Era tudo quer precisava naquele momento! Mas na verdade, aquela era a tampa do
sistema elétrico que apesar dos bonitos dizeres lhe trazia a recordação
bastante sombria da morte de sua amiga do teatro, vítima de uma explosão. Só no
Rio de Janeiro bueiros são também campos minados prestes a explodir em qualquer
momento. Como confiar em seu namorado em uma cidade onde não se pode confiar
nem na lei da gravidade? Onde não se pode confiar nem que os tampos de bueiros
vão permanecer no chão? Foi quando avistou a frase: "A vida é curta para
se pequena", escrita em mais um muro a tinta, e sentiu que era preciso
seguir o seu caminho.
Resolveu
correr para a Glória, onde havia oferta de um quarto para alugar em um
apartamento. Resolveu ir de metro e lá chegando ocorreu uma situação engraçada.

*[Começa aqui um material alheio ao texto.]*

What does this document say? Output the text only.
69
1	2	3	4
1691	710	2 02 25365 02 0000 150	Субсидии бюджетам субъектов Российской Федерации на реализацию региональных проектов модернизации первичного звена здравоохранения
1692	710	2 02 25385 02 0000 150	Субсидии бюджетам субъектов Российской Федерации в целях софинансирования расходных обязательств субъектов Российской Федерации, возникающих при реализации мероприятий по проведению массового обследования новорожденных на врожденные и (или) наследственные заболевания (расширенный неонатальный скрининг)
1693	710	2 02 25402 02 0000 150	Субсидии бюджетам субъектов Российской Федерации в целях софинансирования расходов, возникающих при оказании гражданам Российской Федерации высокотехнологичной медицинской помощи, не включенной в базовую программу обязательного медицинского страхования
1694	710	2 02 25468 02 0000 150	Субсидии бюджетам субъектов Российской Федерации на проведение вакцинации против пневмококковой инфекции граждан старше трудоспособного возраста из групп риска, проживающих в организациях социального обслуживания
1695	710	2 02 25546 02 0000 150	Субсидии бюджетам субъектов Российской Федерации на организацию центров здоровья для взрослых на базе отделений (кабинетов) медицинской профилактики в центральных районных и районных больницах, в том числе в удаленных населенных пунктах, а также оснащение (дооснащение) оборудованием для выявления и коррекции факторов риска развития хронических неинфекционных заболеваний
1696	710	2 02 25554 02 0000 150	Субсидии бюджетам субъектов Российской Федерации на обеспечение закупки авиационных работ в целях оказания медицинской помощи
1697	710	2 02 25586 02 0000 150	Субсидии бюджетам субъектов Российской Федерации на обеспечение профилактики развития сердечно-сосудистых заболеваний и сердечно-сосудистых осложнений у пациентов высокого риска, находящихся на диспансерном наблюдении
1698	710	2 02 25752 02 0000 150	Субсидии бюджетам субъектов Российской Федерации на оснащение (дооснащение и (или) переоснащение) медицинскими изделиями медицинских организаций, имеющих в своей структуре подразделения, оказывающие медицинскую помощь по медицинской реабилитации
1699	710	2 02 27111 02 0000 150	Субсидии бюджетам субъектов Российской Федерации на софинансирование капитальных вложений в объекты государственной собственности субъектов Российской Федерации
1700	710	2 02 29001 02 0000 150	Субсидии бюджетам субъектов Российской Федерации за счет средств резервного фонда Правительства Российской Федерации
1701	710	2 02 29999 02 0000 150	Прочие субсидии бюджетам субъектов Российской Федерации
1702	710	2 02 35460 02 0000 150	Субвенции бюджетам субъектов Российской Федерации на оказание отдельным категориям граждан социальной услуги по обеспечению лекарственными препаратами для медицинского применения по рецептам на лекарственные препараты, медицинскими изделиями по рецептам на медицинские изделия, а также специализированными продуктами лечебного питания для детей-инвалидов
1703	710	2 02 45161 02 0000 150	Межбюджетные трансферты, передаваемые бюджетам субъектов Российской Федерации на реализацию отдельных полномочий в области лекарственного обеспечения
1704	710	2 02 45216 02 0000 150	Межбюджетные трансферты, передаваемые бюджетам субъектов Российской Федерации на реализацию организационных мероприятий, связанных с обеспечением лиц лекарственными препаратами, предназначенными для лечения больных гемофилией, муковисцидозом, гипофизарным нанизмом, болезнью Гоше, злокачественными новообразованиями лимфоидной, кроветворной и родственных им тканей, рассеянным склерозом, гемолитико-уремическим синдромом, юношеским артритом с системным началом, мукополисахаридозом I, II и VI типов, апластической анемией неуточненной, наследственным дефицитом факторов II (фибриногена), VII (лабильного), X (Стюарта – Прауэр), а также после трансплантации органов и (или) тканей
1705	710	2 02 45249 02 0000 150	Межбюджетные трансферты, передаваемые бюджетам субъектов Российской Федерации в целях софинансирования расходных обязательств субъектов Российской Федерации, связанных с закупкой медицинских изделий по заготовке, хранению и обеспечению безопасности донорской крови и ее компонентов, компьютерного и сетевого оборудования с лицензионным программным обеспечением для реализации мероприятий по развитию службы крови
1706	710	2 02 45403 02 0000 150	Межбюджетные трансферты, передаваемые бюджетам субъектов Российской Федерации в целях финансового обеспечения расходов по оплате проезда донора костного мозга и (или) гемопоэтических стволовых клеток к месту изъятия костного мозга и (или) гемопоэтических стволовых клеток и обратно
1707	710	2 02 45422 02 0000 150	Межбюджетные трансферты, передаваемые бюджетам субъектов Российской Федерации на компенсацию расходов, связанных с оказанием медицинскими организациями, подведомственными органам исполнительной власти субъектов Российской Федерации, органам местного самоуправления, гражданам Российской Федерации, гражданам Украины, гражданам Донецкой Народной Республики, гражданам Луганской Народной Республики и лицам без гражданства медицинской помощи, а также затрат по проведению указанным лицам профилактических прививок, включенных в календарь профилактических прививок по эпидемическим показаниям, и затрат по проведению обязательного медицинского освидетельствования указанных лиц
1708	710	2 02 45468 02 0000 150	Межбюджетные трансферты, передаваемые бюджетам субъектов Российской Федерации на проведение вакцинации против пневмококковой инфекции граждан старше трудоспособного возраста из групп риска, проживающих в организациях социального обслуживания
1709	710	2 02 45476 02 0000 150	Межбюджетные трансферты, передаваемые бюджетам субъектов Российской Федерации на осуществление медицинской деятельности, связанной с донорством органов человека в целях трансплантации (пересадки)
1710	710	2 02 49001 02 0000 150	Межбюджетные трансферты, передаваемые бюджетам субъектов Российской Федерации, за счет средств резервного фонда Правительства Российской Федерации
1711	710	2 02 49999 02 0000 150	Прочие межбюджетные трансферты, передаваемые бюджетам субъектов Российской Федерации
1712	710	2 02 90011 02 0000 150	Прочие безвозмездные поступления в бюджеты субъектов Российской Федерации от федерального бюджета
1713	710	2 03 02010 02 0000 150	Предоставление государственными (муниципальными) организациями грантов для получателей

Avistou três avisos "sem saída!" mas viu algumas pessoas subindo as
escadas ignorando tais sinais. Catarina refletiu sobre seu momento de vida,
pois também se sentia "sem saída", mas resolveu acreditar naquelas
pessoas ali subindo. E não é que tinha saída? Subindo a rua Benjamin Constant,
Catarina começou a se sentir melhor, achando boa a perspectiva de viver em um
bairro com um nome tão significativo. "É a Glória!" Nesse momento,
viu escrito no muro a frase: "Antes arte do que nunca" e se lembrou
dos momentos bonitos que viveu em apresentações de teatro na rua e como seria
difícil deixar essa cidade.
Chegando
no apartamento, uma república, na verdade, conheceu aqueles que seriam seus
futuros colegas de casa. Eram todos artistas na mesma situação que ela. Lhe
disseram que tudo ficaria bem pois estavam no sopé de Santa Tereza, que era a
padroeira dos artistas. O valor do quarto também era bem mais barato que seu
aluguel de conjugado em Botafogo. E aproveitando que era uma quarta-feira, a
convidaram para conhecer a roda de choro da Rua do Fialho. No caminho, ainda
avistou um pequeno lambe lambe colado em um muro escrito "Mais amor por
favor" e isso aconteceu no mesmo momento em que recebeu uma mensagem no
celular de Pedro escrito: "Por que rimar amor com dor?/ O amor tece".
Por
estar distraída olhando o celular acabou esbarrando sem querer em uma jovem e viu
seu corpo coberto de purpurina e teve convicção que provavelmente teria sido
isso que havia acontecido com Pedro. Afinal de contar, no Rio a purpurina é uma
constante, está em toda parte sem nem precisar ser Carnaval. E é essa é só uma
das coisas que torna essa cidade tão especial! Então ela o convidou para o
chorinho e Catarina reatou o namoro com Pedro e a cidade do Rio de Janeiro.